Hazelden Betty Ford Foundation
- Founded: 2014
- Locations: Center City, Minnesota; 17 in nine states; ;
- Origins: Merger of the Hazelden Foundation and the Betty Ford Center
- Services: Addiction recovery
- Key people: Joseph Lee, MD (President and CEO)
- Website: www.hazeldenbettyford.org

= Hazelden Betty Ford Foundation =

American addiction treatment organization

The Hazelden Betty Ford Foundation is an addiction treatment and advocacy organization that was created in 2014 with the merger of the Minnesota-based Hazelden Foundation and the Betty Ford Center in Rancho Mirage, California, in the United States.

The two organizations have a long history together. Hazelden was founded in 1949, and Betty Ford visited its Minnesota headquarters in 1982 when she was planning to open the facility in Rancho Mirage. The Foundation also includes the nation's largest addiction and recovery publishing house, a fully accredited graduate school of addiction studies, an addiction research center, prevention training, an education arm for medical professionals, family members, and other loved ones, and a children's program. On February 10, 2014, it merged with the Betty Ford Center to form the Hazelden Betty Ford Foundation headquartered in Minnesota.

== The Hazelden Foundation ==
The Hazelden Foundation was an American nonprofit organization based in Center City, Minnesota which operates alcohol and drug treatment facilities in Minnesota, Oregon, Illinois, Florida, Washington, and New York. After the merger it continues to offer assessment and primary residential addiction treatment for adults and youth, including extended care and intermediate care, as well as outpatient treatment, aftercare services and a family program.

=== Hazelden Foundation history ===
Hazelden began in 1949 as a simple farmhouse retreat called the Old Lodge and served only male alcoholics. The farmhouse was purchased from a woman named Hazel, and given the nickname "Hazel's Den".

The original program designed by Lynne Carroll was based on Alcoholics Anonymous principles, especially the Twelve Steps. In the first 18 months, 156 men were helped. In 1953, the Fellowship Club was established as a halfway house to provide additional help for patients after attending the Center City program. The Dellwood site was later moved to the Center City campus. Dan Anderson was vice president of Hazelden from 1961 and president between 1971 and 1986. Mark G. Mishek was named Hazelden President and CEO in August 2008, succeeding Ellen Breyer. Mishek came to Hazelden from Allina Hospitals & Clinics, where he had been President of United Hospital of St. Paul. In 1999, the Hazelden Graduate School of Addiction Studies opened in Center City, Minnesota.

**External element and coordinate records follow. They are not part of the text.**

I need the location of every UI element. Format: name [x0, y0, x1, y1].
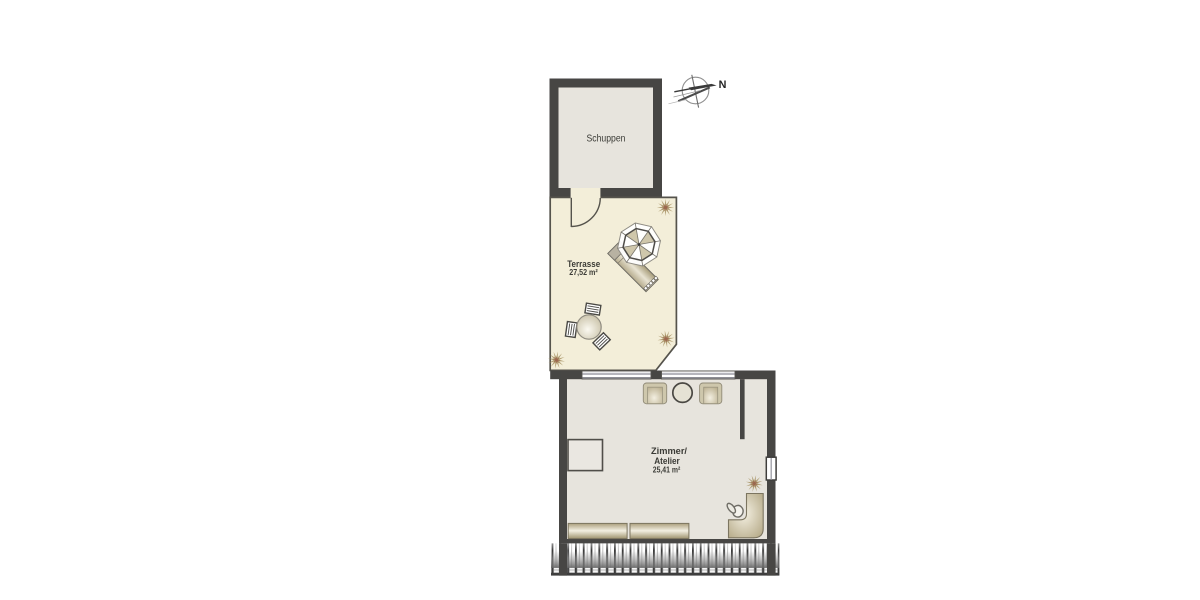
svg-text:N: N: [719, 79, 727, 91]
svg-text:Zimmer/: Zimmer/: [651, 446, 687, 456]
svg-text:Schuppen: Schuppen: [587, 133, 626, 144]
svg-text:25,41 m²: 25,41 m²: [653, 466, 681, 475]
svg-text:27,52 m²: 27,52 m²: [569, 268, 598, 277]
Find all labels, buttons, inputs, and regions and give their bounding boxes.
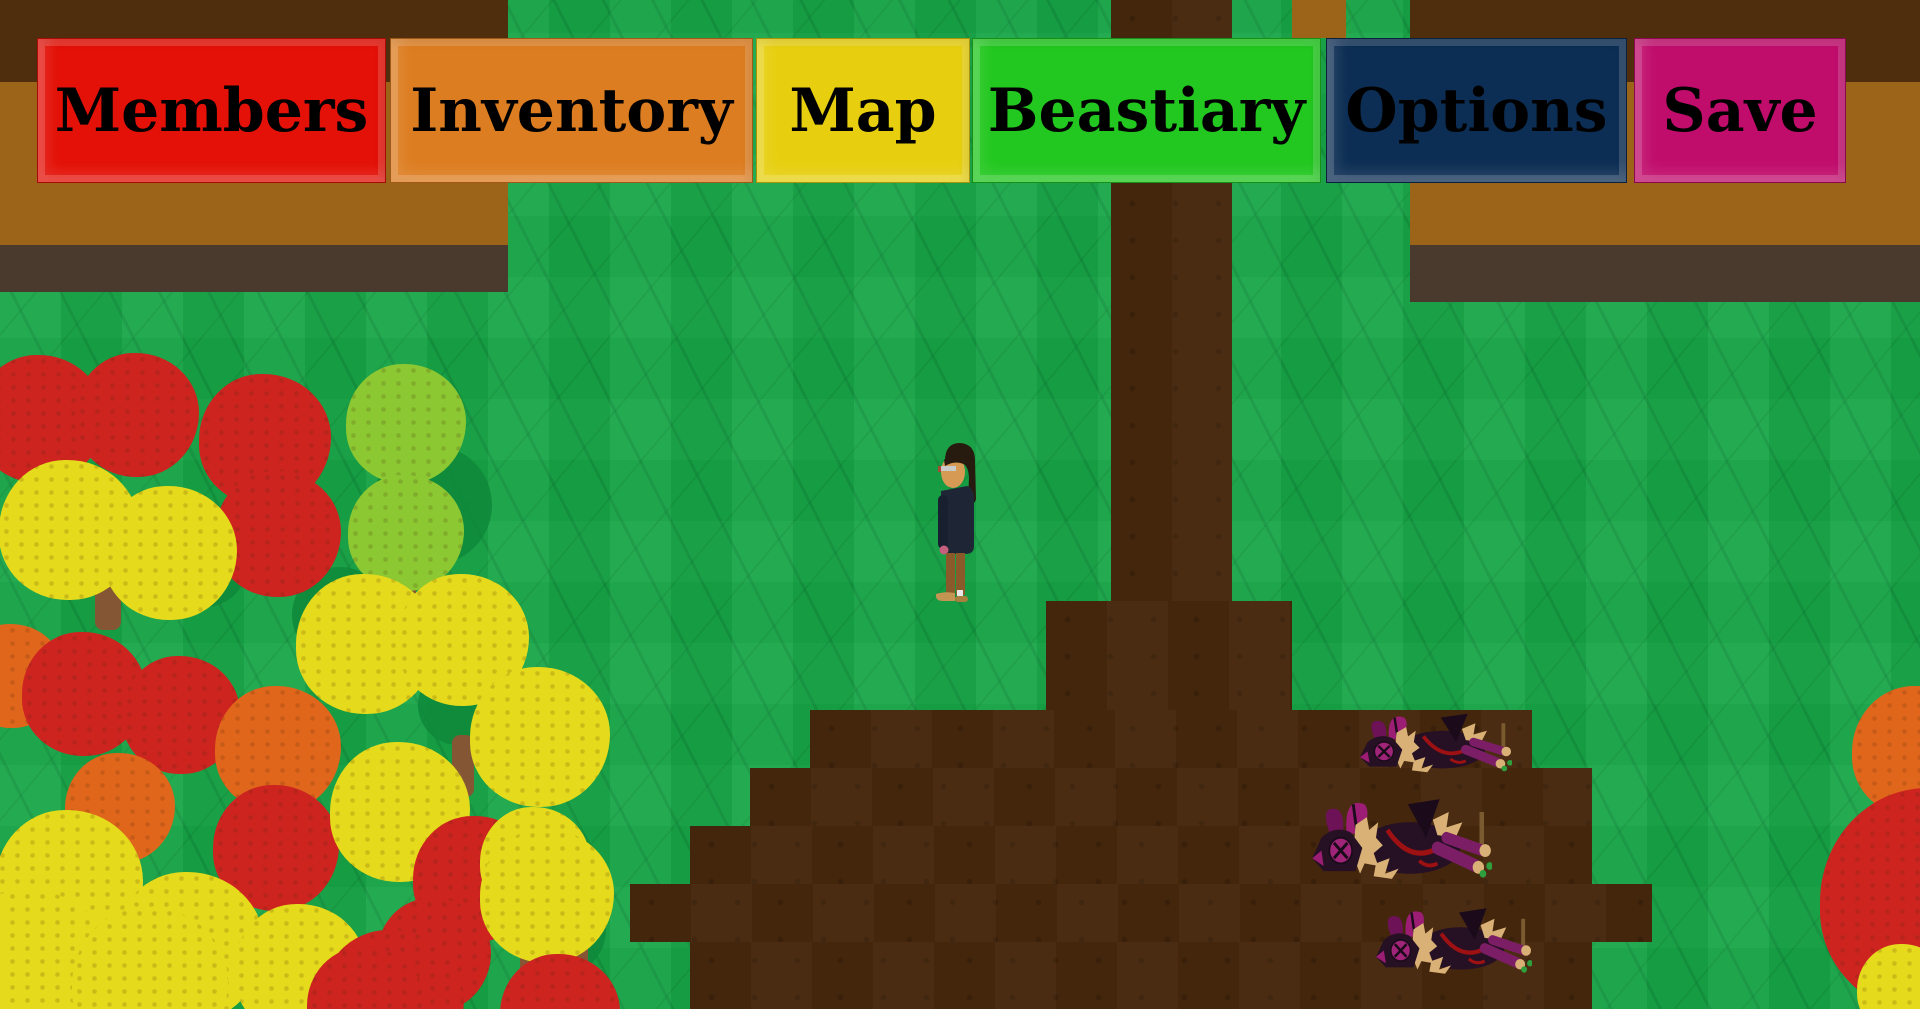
menu-button-beastiary[interactable]: Beastiary <box>972 38 1321 183</box>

== The Betty Ford Center ==
The Betty Ford Center was an independent nonprofit residential treatment center in Rancho Mirage, California for people with substance dependence. Since becoming part of the Hazelden Foundation it offers inpatient, outpatient, and residential day treatment for alcohol and other drug addictions, as well as prevention and education programs for family and children.

=== Betty Ford Center history ===
The center was co-founded by former First Lady Betty Ford, Leonard Firestone and Dr. James West in 1982. West also served as the Betty Ford Center's first medical director from 1982 to 1989. He left that position to become the Betty Ford Center's director of outpatient services. Ford's decision to undertake such a project followed on the heels of her own battle with alcohol dependence and diazepam addiction after the Fords left the White House, and her release from the Long Beach Naval Hospital. In 2015, after merging with the Hazelden Foundation, the Betty Ford Center opened an outpatient addiction treatment clinic in West Los Angeles.